Nun hatte ich auch noch den Fehler begangen, meinen Koffer erstmals beim sogenannten Air-Rail Check-in einzuchecken, wo er nun auch ankommen sollte. Das hier aufgegebene Gepäck befördert ein Mann mit einem Gepäcktrolley vom automatischen Gepäckband an den Air-Rail-Schalter. Ich fragte mich, ob dieser Zusatz-Service nicht vor allem eine zusätzliche Fehlerquelle und Grund für weitere Verzögerungen darstellt. Es fühlt sich jedenfalls sicherer an, sein Gepäck selbst, wie üblich, am Gepäckband abzuholen.

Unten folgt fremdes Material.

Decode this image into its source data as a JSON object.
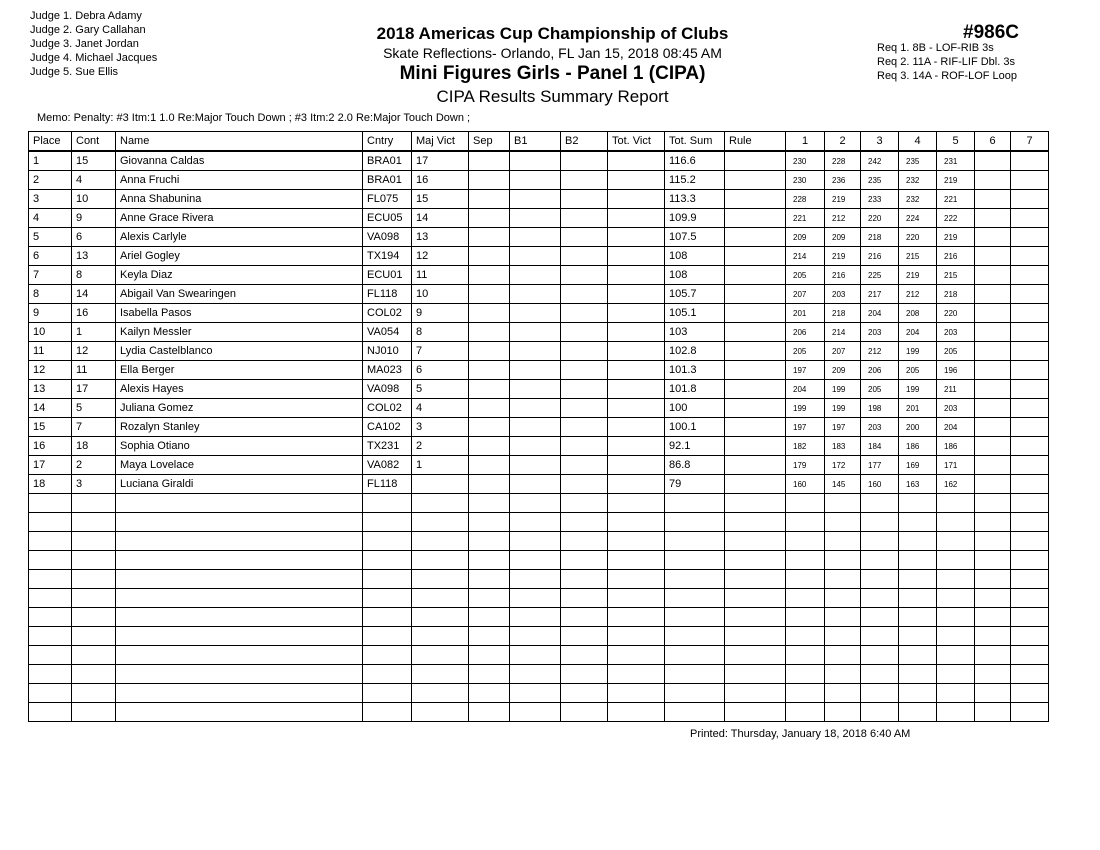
{
  "judges": [
    "Judge  1.  Debra Adamy",
    "Judge  2.  Gary Callahan",
    "Judge  3.  Janet Jordan",
    "Judge  4.  Michael Jacques",
    "Judge  5.  Sue Ellis"
  ],
  "event_code": "#986C",
  "requirements": [
    "Req  1.  8B - LOF-RIB 3s",
    "Req  2.  11A - RIF-LIF Dbl. 3s",
    "Req  3.  14A - ROF-LOF Loop"
  ],
  "title": "2018 Americas Cup Championship of Clubs",
  "venue": "Skate Reflections- Orlando, FL  Jan 15, 2018  08:45 AM",
  "event": "Mini Figures Girls - Panel 1 (CIPA)",
  "report": "CIPA Results Summary Report",
  "memo": "Memo: Penalty: #3 Itm:1 1.0 Re:Major Touch Down ; #3 Itm:2 2.0 Re:Major Touch Down ;",
  "columns": [
    "Place",
    "Cont",
    "Name",
    "Cntry",
    "Maj Vict",
    "Sep",
    "B1",
    "B2",
    "Tot. Vict",
    "Tot. Sum",
    "Rule",
    "1",
    "2",
    "3",
    "4",
    "5",
    "6",
    "7"
  ],
  "rows": [
    [
      "1",
      "15",
      "Giovanna Caldas",
      "BRA01",
      "17",
      "116.6",
      [
        "230",
        "228",
        "242",
        "235",
        "231"
      ]
    ],
    [
      "2",
      "4",
      "Anna Fruchi",
      "BRA01",
      "16",
      "115.2",
      [
        "230",
        "236",
        "235",
        "232",
        "219"
      ]
    ],
    [
      "3",
      "10",
      "Anna Shabunina",
      "FL075",
      "15",
      "113.3",
      [
        "228",
        "219",
        "233",
        "232",
        "221"
      ]
    ],
    [
      "4",
      "9",
      "Anne Grace Rivera",
      "ECU05",
      "14",
      "109.9",
      [
        "221",
        "212",
        "220",
        "224",
        "222"
      ]
    ],
    [
      "5",
      "6",
      "Alexis Carlyle",
      "VA098",
      "13",
      "107.5",
      [
        "209",
        "209",
        "218",
        "220",
        "219"
      ]
    ],
    [
      "6",
      "13",
      "Ariel Gogley",
      "TX194",
      "12",
      "108",
      [
        "214",
        "219",
        "216",
        "215",
        "216"
      ]
    ],
    [
      "7",
      "8",
      "Keyla Diaz",
      "ECU01",
      "11",
      "108",
      [
        "205",
        "216",
        "225",
        "219",
        "215"
      ]
    ],
    [
      "8",
      "14",
      "Abigail Van Swearingen",
      "FL118",
      "10",
      "105.7",
      [
        "207",
        "203",
        "217",
        "212",
        "218"
      ]
    ],
    [
      "9",
      "16",
      "Isabella Pasos",
      "COL02",
      "9",
      "105.1",
      [
        "201",
        "218",
        "204",
        "208",
        "220"
      ]
    ],
    [
      "10",
      "1",
      "Kailyn Messler",
      "VA054",
      "8",
      "103",
      [
        "206",
        "214",
        "203",
        "204",
        "203"
      ]
    ],
    [
      "11",
      "12",
      "Lydia Castelblanco",
      "NJ010",
      "7",
      "102.8",
      [
        "205",
        "207",
        "212",
        "199",
        "205"
      ]
    ],
    [
      "12",
      "11",
      "Ella Berger",
      "MA023",
      "6",
      "101.3",
      [
        "197",
        "209",
        "206",
        "205",
        "196"
      ]
    ],
    [
      "13",
      "17",
      "Alexis Hayes",
      "VA098",
      "5",
      "101.8",
      [
        "204",
        "199",
        "205",
        "199",
        "211"
      ]
    ],
    [
      "14",
      "5",
      "Juliana Gomez",
      "COL02",
      "4",
      "100",
      [
        "199",
        "199",
        "198",
        "201",
        "203"
      ]
    ],
    [
      "15",
      "7",
      "Rozalyn Stanley",
      "CA102",
      "3",
      "100.1",
      [
        "197",
        "197",
        "203",
        "200",
        "204"
      ]
    ],
    [
      "16",
      "18",
      "Sophia Otiano",
      "TX231",
      "2",
      "92.1",
      [
        "182",
        "183",
        "184",
        "186",
        "186"
      ]
    ],
    [
      "17",
      "2",
      "Maya Lovelace",
      "VA082",
      "1",
      "86.8",
      [
        "179",
        "172",
        "177",
        "169",
        "171"
      ]
    ],
    [
      "18",
      "3",
      "Luciana Giraldi",
      "FL118",
      "",
      "79",
      [
        "160",
        "145",
        "160",
        "163",
        "162"
      ]
    ]
  ],
  "printed": "Printed:  Thursday, January 18, 2018  6:40 AM"
}
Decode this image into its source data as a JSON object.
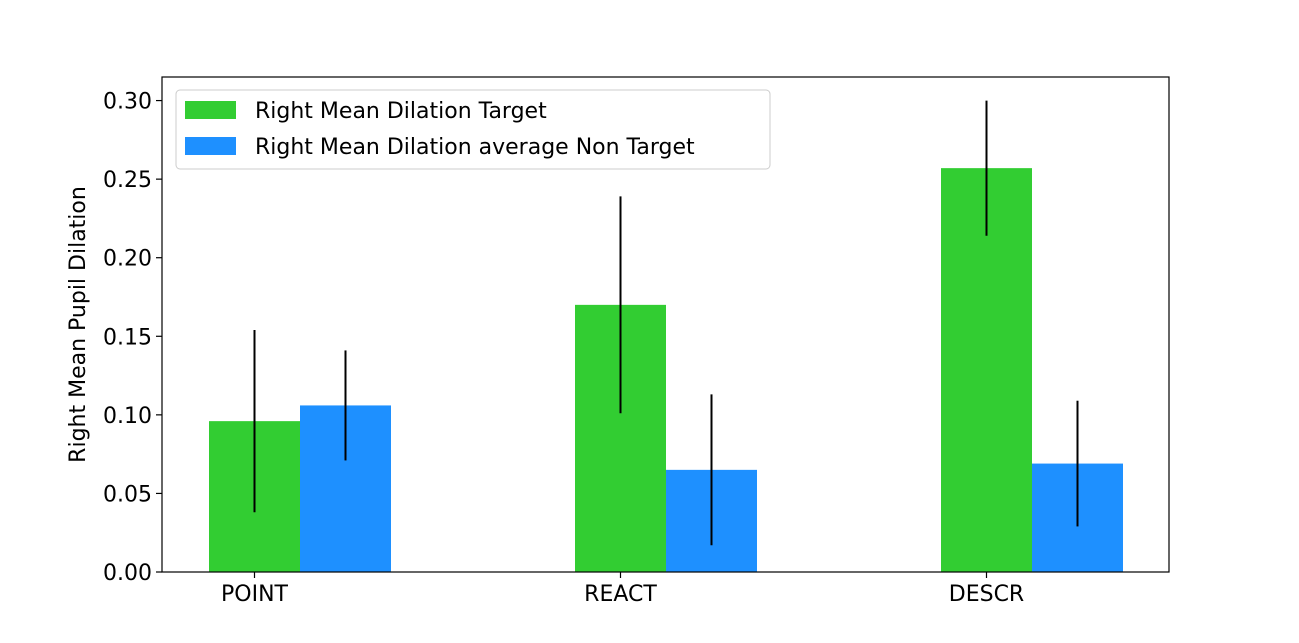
{
  "chart_data": {
    "type": "bar",
    "categories": [
      "POINT",
      "REACT",
      "DESCR"
    ],
    "series": [
      {
        "name": "Right Mean Dilation Target",
        "color": "#32CD32",
        "values": [
          0.096,
          0.17,
          0.257
        ],
        "errors": [
          0.058,
          0.069,
          0.043
        ]
      },
      {
        "name": "Right Mean Dilation average Non Target",
        "color": "#1E90FF",
        "values": [
          0.106,
          0.065,
          0.069
        ],
        "errors": [
          0.035,
          0.048,
          0.04
        ]
      }
    ],
    "xlabel": "",
    "ylabel": "Right Mean Pupil Dilation",
    "ylim": [
      0,
      0.315
    ],
    "yticks": [
      "0.00",
      "0.05",
      "0.10",
      "0.15",
      "0.20",
      "0.25",
      "0.30"
    ],
    "legend_position": "top-left",
    "grid": false
  }
}
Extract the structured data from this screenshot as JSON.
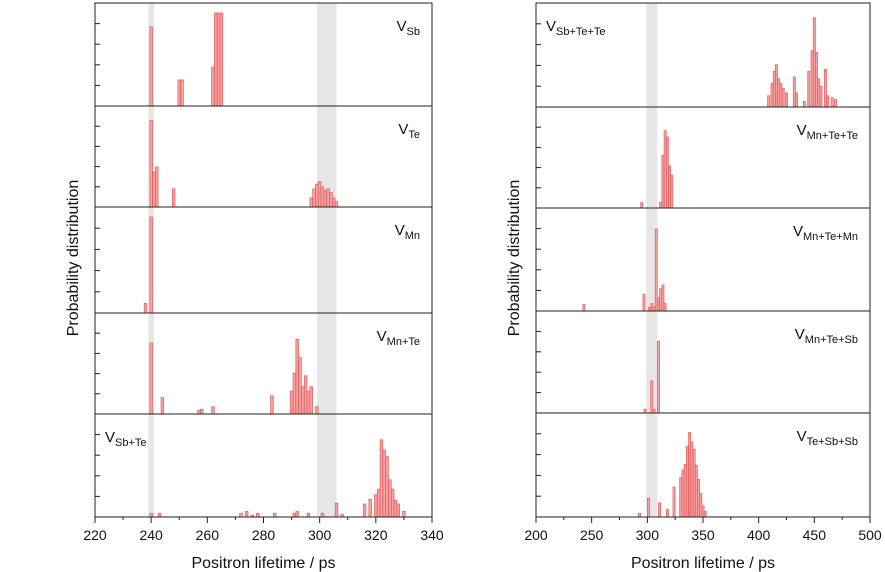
{
  "colors": {
    "bar_fill": "#f6a3a3",
    "bar_stroke": "#e45a5a",
    "band": "#e6e6e6",
    "axis": "#222222"
  },
  "chart_data": [
    {
      "type": "bar",
      "ylabel": "Probability distribution",
      "xlabel": "Positron lifetime / ps",
      "xlim": [
        220,
        340
      ],
      "xticks": [
        220,
        240,
        260,
        280,
        300,
        320,
        340
      ],
      "ylim": [
        0,
        1
      ],
      "shaded_bands": [
        [
          239,
          241
        ],
        [
          299,
          306
        ]
      ],
      "panels": [
        {
          "label_main": "V",
          "label_sub": "Sb",
          "label_align": "right",
          "bars": [
            [
              240,
              0.85
            ],
            [
              250,
              0.28
            ],
            [
              251,
              0.28
            ],
            [
              262,
              0.42
            ],
            [
              263,
              1.0
            ],
            [
              264,
              1.0
            ],
            [
              265,
              1.0
            ]
          ]
        },
        {
          "label_main": "V",
          "label_sub": "Te",
          "label_align": "right",
          "bars": [
            [
              240,
              0.95
            ],
            [
              241,
              0.38
            ],
            [
              242,
              0.44
            ],
            [
              248,
              0.2
            ],
            [
              297,
              0.1
            ],
            [
              298,
              0.2
            ],
            [
              299,
              0.25
            ],
            [
              300,
              0.28
            ],
            [
              301,
              0.22
            ],
            [
              302,
              0.18
            ],
            [
              303,
              0.2
            ],
            [
              304,
              0.16
            ],
            [
              305,
              0.1
            ],
            [
              306,
              0.06
            ]
          ]
        },
        {
          "label_main": "V",
          "label_sub": "Mn",
          "label_align": "right",
          "bars": [
            [
              238,
              0.1
            ],
            [
              240,
              1.0
            ]
          ]
        },
        {
          "label_main": "V",
          "label_sub": "Mn+Te",
          "label_align": "right",
          "bars": [
            [
              240,
              0.78
            ],
            [
              244,
              0.18
            ],
            [
              257,
              0.04
            ],
            [
              258,
              0.05
            ],
            [
              262,
              0.08
            ],
            [
              283,
              0.2
            ],
            [
              290,
              0.25
            ],
            [
              291,
              0.45
            ],
            [
              292,
              0.82
            ],
            [
              293,
              0.62
            ],
            [
              294,
              0.3
            ],
            [
              295,
              0.42
            ],
            [
              296,
              0.25
            ],
            [
              297,
              0.3
            ],
            [
              299,
              0.08
            ]
          ]
        },
        {
          "label_main": "V",
          "label_sub": "Sb+Te",
          "label_align": "left",
          "bars": [
            [
              240,
              0.04
            ],
            [
              243,
              0.04
            ],
            [
              272,
              0.04
            ],
            [
              274,
              0.06
            ],
            [
              276,
              0.02
            ],
            [
              278,
              0.04
            ],
            [
              284,
              0.04
            ],
            [
              291,
              0.04
            ],
            [
              292,
              0.06
            ],
            [
              296,
              0.04
            ],
            [
              301,
              0.04
            ],
            [
              306,
              0.15
            ],
            [
              308,
              0.03
            ],
            [
              316,
              0.14
            ],
            [
              318,
              0.19
            ],
            [
              320,
              0.24
            ],
            [
              321,
              0.3
            ],
            [
              322,
              0.83
            ],
            [
              323,
              0.72
            ],
            [
              324,
              0.65
            ],
            [
              325,
              0.4
            ],
            [
              326,
              0.3
            ],
            [
              327,
              0.18
            ],
            [
              328,
              0.14
            ],
            [
              330,
              0.06
            ]
          ]
        }
      ]
    },
    {
      "type": "bar",
      "ylabel": "Probability distribution",
      "xlabel": "Positron lifetime / ps",
      "xlim": [
        200,
        500
      ],
      "xticks": [
        200,
        250,
        300,
        350,
        400,
        450,
        500
      ],
      "ylim": [
        0,
        1
      ],
      "shaded_bands": [
        [
          299,
          309
        ]
      ],
      "panels": [
        {
          "label_main": "V",
          "label_sub": "Sb+Te+Te",
          "label_align": "left",
          "bars": [
            [
              409,
              0.12
            ],
            [
              412,
              0.25
            ],
            [
              414,
              0.38
            ],
            [
              416,
              0.45
            ],
            [
              418,
              0.3
            ],
            [
              420,
              0.25
            ],
            [
              422,
              0.2
            ],
            [
              425,
              0.15
            ],
            [
              432,
              0.32
            ],
            [
              434,
              0.15
            ],
            [
              441,
              0.06
            ],
            [
              445,
              0.38
            ],
            [
              448,
              0.6
            ],
            [
              450,
              0.95
            ],
            [
              452,
              0.58
            ],
            [
              454,
              0.3
            ],
            [
              456,
              0.22
            ],
            [
              460,
              0.4
            ],
            [
              462,
              0.12
            ],
            [
              466,
              0.1
            ],
            [
              469,
              0.08
            ]
          ]
        },
        {
          "label_main": "V",
          "label_sub": "Mn+Te+Te",
          "label_align": "right",
          "bars": [
            [
              295,
              0.06
            ],
            [
              312,
              0.06
            ],
            [
              314,
              0.58
            ],
            [
              316,
              0.85
            ],
            [
              318,
              0.78
            ],
            [
              320,
              0.46
            ],
            [
              322,
              0.36
            ]
          ]
        },
        {
          "label_main": "V",
          "label_sub": "Mn+Te+Mn",
          "label_align": "right",
          "bars": [
            [
              243,
              0.07
            ],
            [
              297,
              0.18
            ],
            [
              302,
              0.04
            ],
            [
              304,
              0.08
            ],
            [
              306,
              0.05
            ],
            [
              308,
              0.88
            ],
            [
              310,
              0.14
            ],
            [
              312,
              0.24
            ],
            [
              314,
              0.28
            ],
            [
              316,
              0.08
            ]
          ]
        },
        {
          "label_main": "V",
          "label_sub": "Mn+Te+Sb",
          "label_align": "right",
          "bars": [
            [
              298,
              0.04
            ],
            [
              304,
              0.35
            ],
            [
              306,
              0.04
            ],
            [
              310,
              0.78
            ]
          ]
        },
        {
          "label_main": "V",
          "label_sub": "Te+Sb+Sb",
          "label_align": "right",
          "bars": [
            [
              293,
              0.04
            ],
            [
              301,
              0.2
            ],
            [
              311,
              0.15
            ],
            [
              318,
              0.08
            ],
            [
              324,
              0.32
            ],
            [
              330,
              0.42
            ],
            [
              332,
              0.5
            ],
            [
              334,
              0.56
            ],
            [
              336,
              0.75
            ],
            [
              338,
              0.9
            ],
            [
              340,
              0.8
            ],
            [
              342,
              0.72
            ],
            [
              344,
              0.55
            ],
            [
              346,
              0.4
            ],
            [
              348,
              0.25
            ],
            [
              350,
              0.12
            ],
            [
              352,
              0.06
            ]
          ]
        }
      ]
    }
  ]
}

Nach drei Stunden des Wartens kam ein freundlicher Mitarbeiter und händigte mir den Koffer persönlich aus. Eine sympathische Geste nach einer Reihe von Zumutungen, die jetzt nur deshalb leichter zu ertragen waren, da gleichzeitig drei Stunden lang alle ICEs vom Frankfurter Flughafen in die südliche Richtung ausfielen. Da ich ohnehin am Flughafen fest saß, während ich auf mein Gepäck wartete, war es zum ersten Mal kein Problem, dass der Zug ausfiel.

Aber wird bald alles gut? Vor kurzem meldete die Deutsche Bahn, dass sie ab 1. August Partner der Star Alliance ist. „Von Freiburg nach Singapur: Dafür braucht es nur noch ein einziges Ticket“, frohlockt die Bahn. Wobei das größte Problem aktuell nicht darin besteht , dass man in seinem Handy zwei Tickets abspeichern muss. Weiter heißt es: „Wir vernetzen unsere Angebote so, dass wir die jeweiligen Stärken unserer Verkehrsträger optimal nutzen können.“ Das Ergebnis wird sein, dass sich die Reisezeiten empfindlich verlängern. Denn eine Fluglinie der Allianz wie Singapore Airlines wird kaum Lust haben, jeden Tag Flüge umzubuchen, weil der Zubringerzug 90 Minuten Verspätung hatte und die werten Star-Alliance-Passagiere wieder einmal ihren Flug verpasst haben. Also werden Kombi-Tickets so ausgestellt sein, dass der Kunde zwei Stunden früher anreist. Auch der einsame Trolley-Fahrer am AirRail-Schalter wird künftig noch mehr ins Schwitzen kommen.